Wednesday, June 26, 2013

Beshear, Stumbo: what they knew and when

On Thursday, March 25, 1982 with Lieutenant Governor Martha Layne Collins presiding as Senate President, the Kentucky Senate passed a government reorganization bill known then as HB 345. Her Attorney General was future Governor Steve Beshear. The bill would limit interim executive orders filed by Kentucky governors by requiring them to gain subsequent approval by the immediate following General Assembly and provide that orders failing to receive approval could not then be re-introduced until the next session of the General Assembly.

When the bill, as amended by the Senate, got back over to the House, a new member named Greg Stumbo, now Speaker, voted for it. The bill became law, subject to take effect January 1, 1984.

By that time, Steve Beshear was then Lieutenant Governor and Kentucky Senate President.

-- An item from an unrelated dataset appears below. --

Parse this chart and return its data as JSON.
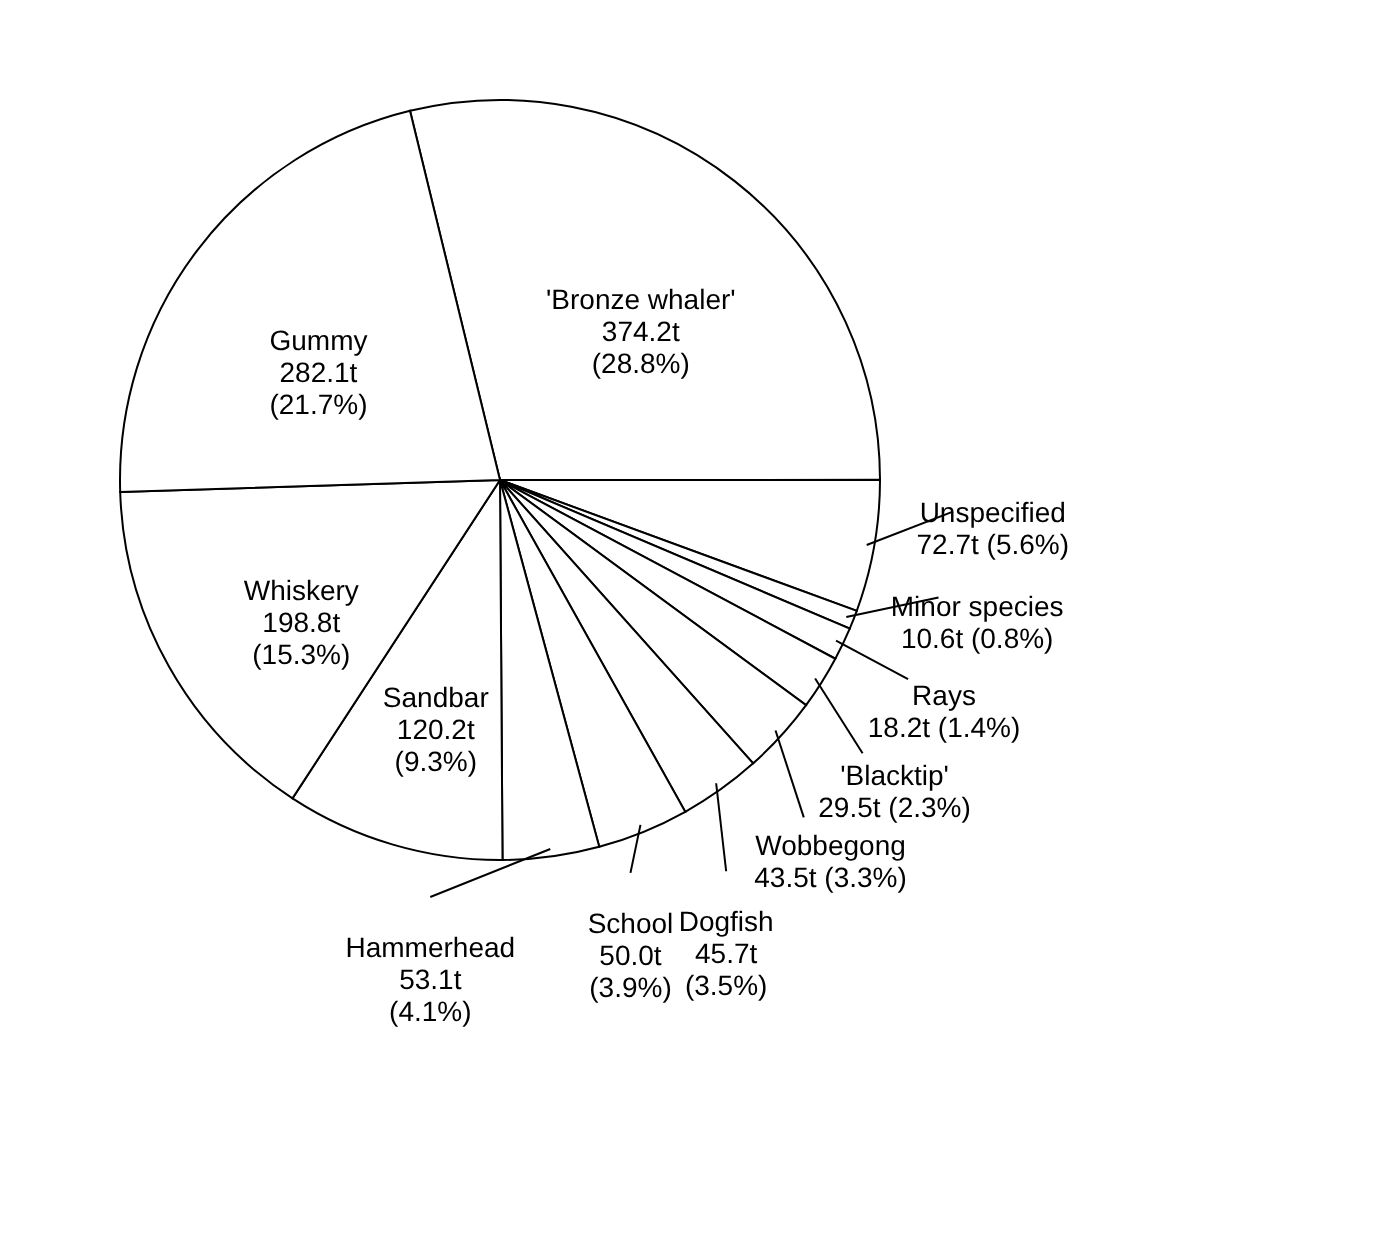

So it is more than a little odd that on June 19, 2013 Governor Steve Beshear rescinded his failed July 2012 executive order he is currently in court fighting to keep alive beyond its legal death and then re-issued essentially the same executive order. He knows both actions are illegal because he was there holding three of the top offices in state government when it was made so.

House Speaker Greg Stumbo can't plead ignorance, either -- though such is currently in vogue for legislators who wish to escape accountability for inconvenient votes. Again, he voted into law the statute his Governor is now violating to cram ObamaCare down Kentuckians' throats. As a former Attorney General himself, what excuse can Stumbo possibly have for acquiescing to this lawlessness?

And the quiet Republican lawmakers in Frankfort are no better. What a disgraceful episode. Hard to imagine Kentucky's intrepid press corps sleeping through such a slam dunk case of waste, fraud and abuse for much longer. Any judges looking over Adams et. al. v. Beshear surely won't appreciate this blatant disregard for the law.